Considerando todas essas questões que motivam a prática da transgenitalização, podemos analisar que, em “A pele que habito”, embora, inicialmente, o cirurgião Robert utilize as intervenções cirúrgicas para se vingar de Vicente e puní-lo por um possível estupro, a cirurgia assume o caráter de uma robotização do corpo de Vicente, de sua docilização frankensteiniana em Vera, que viria a substituir a falecida esposa do cirurgião. Com o desenrolar da história, aquele ritual de transgenitalização ganha fortes contornos eróticos, à primeira vista, e metafóricos numa análise um pouco mais atenta.

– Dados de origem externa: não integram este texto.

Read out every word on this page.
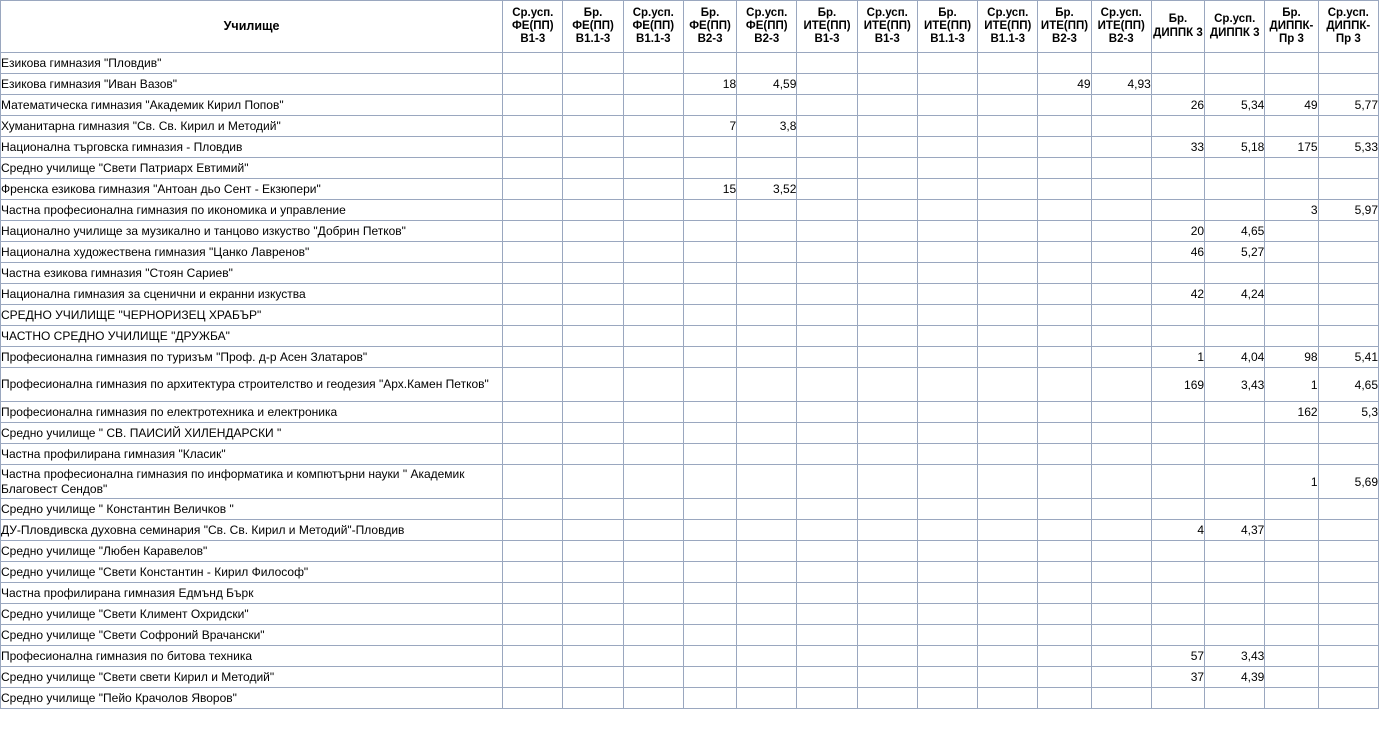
Училище	Ср.усп.
ФЕ(ПП)
В1-3	Бр.
ФЕ(ПП)
В1.1-3	Ср.усп.
ФЕ(ПП)
В1.1-3	Бр.
ФЕ(ПП)
В2-3	Ср.усп.
ФЕ(ПП)
В2-3	Бр.
ИТЕ(ПП)
В1-3	Ср.усп.
ИТЕ(ПП)
В1-3	Бр.
ИТЕ(ПП)
В1.1-3	Ср.усп.
ИТЕ(ПП)
В1.1-3	Бр.
ИТЕ(ПП)
В2-3	Ср.усп.
ИТЕ(ПП)
В2-3	Бр.
ДИППК 3	Ср.усп.
ДИППК 3	Бр.
ДИППК-
Пр 3	Ср.усп.
ДИППК-
Пр 3

Езикова гимназия "Пловдив"															
Езикова гимназия "Иван Вазов"				18	4,59					49	4,93				
Математическа гимназия "Академик Кирил Попов"												26	5,34	49	5,77
Хуманитарна гимназия "Св. Св. Кирил и Методий"				7	3,8										
Национална търговска гимназия - Пловдив												33	5,18	175	5,33
Средно училище "Свети Патриарх Евтимий"															
Френска езикова гимназия "Антоан дьо Сент - Екзюпери"				15	3,52										
Частна професионална гимназия по икономика и управление														3	5,97
Национално училище за музикално и танцово изкуство "Добрин Петков"												20	4,65		
Национална художествена гимназия "Цанко Лавренов"												46	5,27		
Частна езикова гимназия "Стоян Сариев"															
Национална гимназия за сценични и екранни изкуства												42	4,24		
СРЕДНО УЧИЛИЩЕ "ЧЕРНОРИЗЕЦ ХРАБЪР"															
ЧАСТНО СРЕДНО УЧИЛИЩЕ "ДРУЖБА"															
Професионална гимназия по туризъм "Проф. д-р Асен Златаров"												1	4,04	98	5,41
Професионална гимназия по архитектура строителство и геодезия "Арх.Камен Петков"												169	3,43	1	4,65
Професионална гимназия по електротехника и електроника														162	5,3
Средно училище " СВ. ПАИСИЙ ХИЛЕНДАРСКИ "															
Частна профилирана гимназия "Класик"															
Частна професионална гимназия по информатика и компютърни науки " Академик Благовест Сендов"														1	5,69
Средно училище " Константин Величков "															
ДУ-Пловдивска духовна семинария "Св. Св. Кирил и Методий"-Пловдив												4	4,37		
Средно училище "Любен Каравелов"															
Средно училище "Свети Константин - Кирил Философ"															
Частна профилирана гимназия Едмънд Бърк															
Средно училище "Свети Климент Охридски"															
Средно училище "Свети Софроний Врачански"															
Професионална гимназия по битова техника												57	3,43		
Средно училище "Свети свети Кирил и Методий"												37	4,39		
Средно училище "Пейо Крачолов Яворов"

A transgenitalização nosremete a vários aspectos, então, sendo eles:

  1. docilização do corpo de Vicente;
  2. jogo de poder entre homem e mulher;
  3. jogo erótico entre criador e criatura;
  4. o cuidado na transgenitalização, por meio do uso de técnicas corporais (Mauss) específicas que docilizam (Foucault) o corpo de Vicente no corpo de Vera (Elena Anaya).
  5. o ato de transgenitalização como um ato de amor.

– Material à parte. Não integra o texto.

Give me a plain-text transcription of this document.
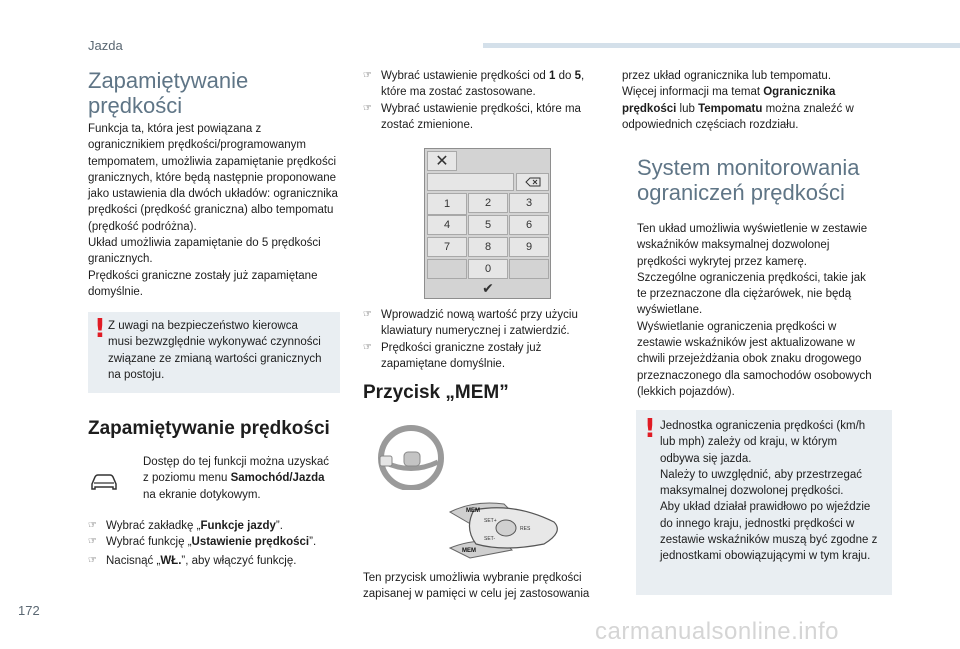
Jazda
Zapamiętywanie
prędkości
Funkcja ta, która jest powiązana z
ogranicznikiem prędkości/programowanym
tempomatem, umożliwia zapamiętanie prędkości
granicznych, które będą następnie proponowane
jako ustawienia dla dwóch układów: ogranicznika
prędkości (prędkość graniczna) albo tempomatu
(prędkość podróżna).
Układ umożliwia zapamiętanie do 5 prędkości
granicznych.
Prędkości graniczne zostały już zapamiętane
domyślnie.
! Z uwagi na bezpieczeństwo kierowca
musi bezwzględnie wykonywać czynności
związane ze zmianą wartości granicznych
na postoju.
Zapamiętywanie prędkości
Dostęp do tej funkcji można uzyskać
z poziomu menu Samochód/Jazda
na ekranie dotykowym.
☞ Wybrać zakładkę „Funkcje jazdy”.
☞ Wybrać funkcję „Ustawienie prędkości”.
☞ Nacisnąć „WŁ.”, aby włączyć funkcję.
☞ Wybrać ustawienie prędkości od 1 do 5,
które ma zostać zastosowane.
☞ Wybrać ustawienie prędkości, które ma
zostać zmienione.
✕
1	2	3
4	5	6
7	8	9
0
✔
☞ Wprowadzić nową wartość przy użyciu
klawiatury numerycznej i zatwierdzić.
☞ Prędkości graniczne zostały już
zapamiętane domyślnie.
Przycisk „MEM”
MEM
MEM
SET+
SET-
RES
Ten przycisk umożliwia wybranie prędkości
zapisanej w pamięci w celu jej zastosowania
przez układ ogranicznika lub tempomatu.
Więcej informacji ma temat Ogranicznika
prędkości lub Tempomatu można znaleźć w
odpowiednich częściach rozdziału.
System monitorowania
ograniczeń prędkości
Ten układ umożliwia wyświetlenie w zestawie
wskaźników maksymalnej dozwolonej
prędkości wykrytej przez kamerę.
Szczególne ograniczenia prędkości, takie jak
te przeznaczone dla ciężarówek, nie będą
wyświetlane.
Wyświetlanie ograniczenia prędkości w
zestawie wskaźników jest aktualizowane w
chwili przejeżdżania obok znaku drogowego
przeznaczonego dla samochodów osobowych
(lekkich pojazdów).
! Jednostka ograniczenia prędkości (km/h
lub mph) zależy od kraju, w którym
odbywa się jazda.
Należy to uwzględnić, aby przestrzegać
maksymalnej dozwolonej prędkości.
Aby układ działał prawidłowo po wjeździe
do innego kraju, jednostki prędkości w
zestawie wskaźników muszą być zgodne z
jednostkami obowiązującymi w tym kraju.
172
carmanualsonline.info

Fonte: Universo dos Leitores

Podemos inferir que em “A pele que habito”, Almodóvar objetiva na transgenitalização de Vicente demonstrar a fluidez existente entre as diferentes identidades de gênero e como o ser humano dispõe de ferramentas e técnicas para alterar essas identidades biologicamente dadas a partir da identificação da genitália de um recém-nascido, que o inscreve no domínio masculino ou feminino para o resto da vida. Robert Ledgard domina o processo de criação de um espaço de intergeneridade.

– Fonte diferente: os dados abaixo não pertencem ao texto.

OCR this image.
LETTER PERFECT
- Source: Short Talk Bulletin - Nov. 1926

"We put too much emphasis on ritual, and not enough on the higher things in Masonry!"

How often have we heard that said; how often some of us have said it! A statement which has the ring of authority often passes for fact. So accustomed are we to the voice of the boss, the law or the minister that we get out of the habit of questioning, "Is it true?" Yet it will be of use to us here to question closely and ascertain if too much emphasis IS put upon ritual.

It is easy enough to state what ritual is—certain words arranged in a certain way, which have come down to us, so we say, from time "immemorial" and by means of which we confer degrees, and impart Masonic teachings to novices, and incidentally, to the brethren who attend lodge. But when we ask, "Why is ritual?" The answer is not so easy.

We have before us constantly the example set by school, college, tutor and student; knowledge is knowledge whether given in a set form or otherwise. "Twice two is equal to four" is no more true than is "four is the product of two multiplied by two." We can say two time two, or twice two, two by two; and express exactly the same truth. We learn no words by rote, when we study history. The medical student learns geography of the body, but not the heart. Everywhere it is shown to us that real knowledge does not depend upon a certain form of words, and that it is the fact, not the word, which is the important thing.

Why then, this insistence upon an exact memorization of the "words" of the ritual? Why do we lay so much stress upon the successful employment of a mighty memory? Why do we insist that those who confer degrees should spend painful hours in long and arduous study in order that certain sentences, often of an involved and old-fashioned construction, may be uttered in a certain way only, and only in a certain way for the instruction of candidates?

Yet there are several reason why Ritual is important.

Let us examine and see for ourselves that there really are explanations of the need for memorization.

Em “Viagem às fronteiras da carne: perspectivas e imaginários da cultura eletrônica”, Claudia Petraglione e Vicenzo Susca, em “A construção social das emoções”, de Denise Siqueira (org.), desenvolvem uma narrativa que explica a popularização das chamadas bonecas do amor, verdadeiros objetos que substituem as mulheres reais em culturas tão distintas no mundo, principalmente no Japão, demonstrando como o ser humano é capaz de inventar soluções eróticas para seus conflitos a partir da docilização dos corpos e do uso de técnicas corporais como a transgenitalização. Em “A pele que habito”, Almodóvar apresenta uma história de amor “pervertida” pelo desejo homossexual sublimado do cirurgião Robert Ledgard que se apaixona por Vicente transgenitalizado em Vera. Para tanto, Robert utiliza-se de um mecanismo nada natural no processo de sedução: mantém Vicente preso em sua mansão, como Ricky faz com Marina em “Ata-me”, de 1990, mantendo o ciborgue sexual disponível para a satisfação de seus próprios prazeres. Assim como Ricky (Antonio Banderas) faz em “Ata-me” com Marina (Victoria Abril), Robert Ledgard dociliza o corpo de Vicente, que se transfigura ao fim da história, em Vera, que acaba por assassinar seu criador e fugir do cativeiro. O corpo dócil de Vicente/Vera, a mulher-objeto de desejo de Robert, se transforma num robô intersexual que é manipulado cientificamente pelo cirurgião Robert. O corpo dócil de Vicente/Vera liberta-se da vingança de Robert e sai à luz do sol para reencontrar a família como Vera.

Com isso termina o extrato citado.